Mit dem Velo schlängle ich mich durch das Verkehrschaos vor dem Bahnhof Für 26 Franken finde ich im „Zentralnaya“ ein Hotelzimmer, zwar (wie hier früher üblich) mit Etagendusche und -WC, aber ruhig und dem Namen entsprechend doch mitten im Zentrum. Von hier aus flaniere ich nach ausgiebigem Duschen 2 Tage lang kreuz und quer durch die Stadt und suche die Highlights dieser traditionsreichen Stadt auf
·        die direkt benachbarte Deribavskaya, die „Ausgangsmeile“ und das eigentliche Herz der Innenstadt mit Restaurants, Kaffees, Luxus-Geschäften, der den italienischen Galerien nachgebauten „Passage“ mit hohem Glasdach, ...
·        den Primorsky Bulvar mit den mächtigen schattenspendenden Allee-Bäumen vor den klassischen Verwaltungs-Gebäuden
·        das Denkmal des Herzogs de Richelieu, der als Statthalter im Auftrag von Katharina II die Stadt nach der Gründung durch seinen Landsmann de Ribas zur Blüte brachte, und die von hier zum Hafen hinunter führende breite Potemkin-Treppe, welche durch Eisensteins Film zu Weltruhm kam 
·        den blendend weißen Woronzow-Palast mit Aussicht über den Hafen und den modernen Passagierhafen (Morevoksal) mit dem schlichten Denkmal für die Frau und das Kind des verabschiedeten Seemanns
·        die Alte Börse (1835), heute Sitz des Stadtparlaments, und die Neue Börse (1899), heute Konzertsaal der Odessaer Philharmonie mit Platz für über 1‘000 Besucher
·        die 1887 fertiggestellte Oper, die als eines der schönsten Gebäude dieser Art gilt
·        reich verzierte Häuser aus der Blütezeit vor der Revolution und aus der Zwischenkriegszeit; viele sind als Architektur-Denkmäler gekennzeichnet, und auch neue Häuser werden aufwändig im Stil der Vergangenheit   gebaut
·        Parks mit ruhigen Ecken zum Verweilen und Genießen, .................

die Oper ("zweitschönste der Welt")

beim Voronzov-Palast

 Die Abende widme ich der Kultur:
am Dienstag besuche ich eine Aufführung der Oper „Fürst Igor" von A. Borodin; ich bin zwar keineswegs Opernfreund, aber schon nur was bei dieser Aufführung dem Auge geboten wird, ist den Eintritt mehr als wert, dazu wirklich eine tolle Aufführung vor meiner Loge im 2. Balkon aus für 100 Grivna (10 Franken!)
Am Mittwoch zum Liszt-Jubiläum ein kommentierter Klavier-Abend mit dem Pianisten-Paar Ilja und Olga Scherbakov: absolut faszinierend, und auch das für nur 30 Grivna .....



die berühmte Potjomkin-Treppe

am Hafen:"der Abschied des Seefahrers"




Am Mittwoch gilt meine Hauptsorge zunächst dem bevorstehenden Velo-Transport nach Zürich.

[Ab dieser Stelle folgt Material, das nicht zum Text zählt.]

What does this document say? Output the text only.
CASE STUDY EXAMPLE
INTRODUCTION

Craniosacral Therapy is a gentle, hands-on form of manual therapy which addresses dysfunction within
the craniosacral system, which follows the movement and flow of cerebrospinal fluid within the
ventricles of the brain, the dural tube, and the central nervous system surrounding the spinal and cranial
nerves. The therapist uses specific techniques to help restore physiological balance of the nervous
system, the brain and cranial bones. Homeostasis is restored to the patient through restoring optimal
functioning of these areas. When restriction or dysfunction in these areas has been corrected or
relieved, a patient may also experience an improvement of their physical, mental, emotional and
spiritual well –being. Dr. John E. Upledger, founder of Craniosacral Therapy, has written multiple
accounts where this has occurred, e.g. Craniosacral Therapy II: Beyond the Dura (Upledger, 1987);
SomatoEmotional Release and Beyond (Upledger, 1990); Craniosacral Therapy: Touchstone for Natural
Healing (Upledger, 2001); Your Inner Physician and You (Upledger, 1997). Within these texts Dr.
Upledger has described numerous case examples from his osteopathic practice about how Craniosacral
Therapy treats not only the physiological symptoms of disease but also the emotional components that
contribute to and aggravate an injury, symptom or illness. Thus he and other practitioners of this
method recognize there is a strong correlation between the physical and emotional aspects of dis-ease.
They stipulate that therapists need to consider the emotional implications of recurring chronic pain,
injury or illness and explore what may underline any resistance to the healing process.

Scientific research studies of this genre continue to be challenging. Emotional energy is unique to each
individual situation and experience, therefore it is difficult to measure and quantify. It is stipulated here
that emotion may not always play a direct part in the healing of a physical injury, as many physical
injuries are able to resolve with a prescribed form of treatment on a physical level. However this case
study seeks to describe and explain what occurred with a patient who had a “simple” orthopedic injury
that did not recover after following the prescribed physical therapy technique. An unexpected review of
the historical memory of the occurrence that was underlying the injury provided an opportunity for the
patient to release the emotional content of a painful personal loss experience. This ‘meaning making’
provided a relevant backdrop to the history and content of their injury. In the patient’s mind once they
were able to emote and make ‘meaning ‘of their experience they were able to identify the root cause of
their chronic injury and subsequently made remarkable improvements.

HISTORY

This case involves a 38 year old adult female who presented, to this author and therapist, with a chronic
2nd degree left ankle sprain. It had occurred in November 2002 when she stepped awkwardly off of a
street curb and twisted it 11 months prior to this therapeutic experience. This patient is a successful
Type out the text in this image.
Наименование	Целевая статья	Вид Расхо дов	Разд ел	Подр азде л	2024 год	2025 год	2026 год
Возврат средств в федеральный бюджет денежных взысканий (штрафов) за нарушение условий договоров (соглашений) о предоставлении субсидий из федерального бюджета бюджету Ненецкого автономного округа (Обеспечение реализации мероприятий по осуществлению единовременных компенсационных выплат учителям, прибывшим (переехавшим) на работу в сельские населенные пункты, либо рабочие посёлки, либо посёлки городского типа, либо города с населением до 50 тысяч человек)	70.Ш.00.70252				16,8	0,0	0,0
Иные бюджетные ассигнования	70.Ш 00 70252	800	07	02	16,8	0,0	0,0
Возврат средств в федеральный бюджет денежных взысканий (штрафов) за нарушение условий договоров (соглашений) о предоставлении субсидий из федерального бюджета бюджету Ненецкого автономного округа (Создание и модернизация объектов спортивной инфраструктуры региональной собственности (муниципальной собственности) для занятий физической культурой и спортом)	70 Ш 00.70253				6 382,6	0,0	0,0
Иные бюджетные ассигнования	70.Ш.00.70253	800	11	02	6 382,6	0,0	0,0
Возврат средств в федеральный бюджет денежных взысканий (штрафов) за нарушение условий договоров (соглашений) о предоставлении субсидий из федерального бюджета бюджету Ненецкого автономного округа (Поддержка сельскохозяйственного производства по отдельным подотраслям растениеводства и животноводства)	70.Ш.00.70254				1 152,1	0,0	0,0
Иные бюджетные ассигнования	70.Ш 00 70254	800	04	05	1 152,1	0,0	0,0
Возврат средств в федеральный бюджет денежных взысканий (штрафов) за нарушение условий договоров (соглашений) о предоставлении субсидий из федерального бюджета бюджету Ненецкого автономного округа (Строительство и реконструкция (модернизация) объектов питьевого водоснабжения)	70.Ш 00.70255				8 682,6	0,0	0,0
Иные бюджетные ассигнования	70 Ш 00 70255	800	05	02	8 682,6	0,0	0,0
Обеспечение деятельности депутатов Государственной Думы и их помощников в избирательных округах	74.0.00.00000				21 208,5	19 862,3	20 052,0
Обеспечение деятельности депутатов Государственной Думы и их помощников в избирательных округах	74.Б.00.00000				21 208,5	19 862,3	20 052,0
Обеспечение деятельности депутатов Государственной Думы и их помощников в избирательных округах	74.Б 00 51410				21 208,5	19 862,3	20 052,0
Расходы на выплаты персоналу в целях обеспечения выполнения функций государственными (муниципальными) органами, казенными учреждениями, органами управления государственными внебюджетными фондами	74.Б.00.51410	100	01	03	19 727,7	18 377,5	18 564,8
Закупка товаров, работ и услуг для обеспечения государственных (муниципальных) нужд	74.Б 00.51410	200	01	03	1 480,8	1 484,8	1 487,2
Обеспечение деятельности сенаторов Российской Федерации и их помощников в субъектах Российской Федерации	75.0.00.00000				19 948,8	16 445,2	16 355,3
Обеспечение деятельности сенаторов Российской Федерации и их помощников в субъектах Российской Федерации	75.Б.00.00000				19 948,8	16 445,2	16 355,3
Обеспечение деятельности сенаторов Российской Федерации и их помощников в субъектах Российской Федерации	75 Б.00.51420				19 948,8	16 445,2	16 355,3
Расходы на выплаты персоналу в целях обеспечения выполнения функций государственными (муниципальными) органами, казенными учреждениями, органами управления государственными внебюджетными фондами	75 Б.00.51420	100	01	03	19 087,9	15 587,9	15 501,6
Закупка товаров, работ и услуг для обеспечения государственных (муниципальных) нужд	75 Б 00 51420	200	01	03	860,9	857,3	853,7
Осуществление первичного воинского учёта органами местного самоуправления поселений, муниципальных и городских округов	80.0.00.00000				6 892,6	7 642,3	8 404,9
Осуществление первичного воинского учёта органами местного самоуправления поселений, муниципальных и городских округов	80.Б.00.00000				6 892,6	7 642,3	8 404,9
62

In einem Velogeschäft möchte ich mir eine ausgediente Transportschachtel besorgen, aber die mir von Velopassanten in den Straßen angegebenen Adressen finde ich nicht. Endlich finde ich doch noch einen Roller- und Biker-Shop, aber Schachteln haben sie im Moment keine. Eine junge Verkäuferin Irina telefoniert aber sofort zu einigen anderen Geschäften und erhält schließlich von einem Geschäft in einer Vorstadt positive Rückmeldung. Da der Weg dorthin mit Bus und Marschrutkas nicht einfach ist, begleitet sie mich gleich selber dorthin und anschließend mit dem Tram auch zurück zum Hotel. Dazu erhalte ich von ihr wertvolle Tips für günstige Einkäufe. Für diese 2 sehr hilfreichen Stunden will sie nichts, und nur mit Mühe kann ich ihr wenigstens die Fahrkosten und eine Portion  „Warenki“ und ein Glas „Kompot“ bezahlen. Die mit Früchten gefüllten Ravioli in Vanille-Sauce und der erfrischende Früchte-Mix sind beliebte ukrainische Spezialitäten. Als letzte kulinarische Exkursion besuche ich nach dem Klavierabend nochmals ein georgisches Keller-Restaurant und versuche Lammfleisch-Eintopf und eine weitere Chatschapuri-Variante, diesmal adscharisch (mit einem halbrohen schwimmenden Ei in der Mitte. Und dazu gehört natürlich auch wieder guter (georgischer) Wein. Ein zufriedener Abschluss der Schwarzmeer-Tour.
Am Donnerstagmorgen verwende ich eine ganze Stunde, um mein Velo mit guter Polsterung zu verpacken  und die Schachtel mit einer ganzen Rolle Scotch zu verkleben. Irina hat mir am Vortag auch bereits ein günstiges Taxi mit genügend Platz für das grosse Gepäck bestellt. Es bringt mich um 11 Uhr für 140 Grivni zum Flughafen. Saccoche und Veloschachtel lasse ich mir nochmals verkleben, bezahle im LOT-Büro die 381 Grivni für das Velo und gebe die letzten 70 Grivni im Duty-free-Shop für einen Krim-Cognac aus. Der zwingt mich zwar beim Umsteigen in Warschau zu einem neuen Check-In, wo ich auch die Lenkertasche mit dieser Flasche als Gepäck aufgeben muss, aber als Souvenir ist sie mir das wert. Pünktlich um 19 Uhr lande ich wieder in der Schweiz, diesmal trotz 7 Kilo weniger Lebendgewicht  auch völlig unversehrt.
Ich bin glücklich und dankbar, dass auch diesmal wieder alles bestens  und unfallfrei geklappt hat.  Und dass ich nach einer solchen Tour immer wieder zu lieben Menschen heimkehren und hier immer noch unbesorgt das Leben geniessen darf.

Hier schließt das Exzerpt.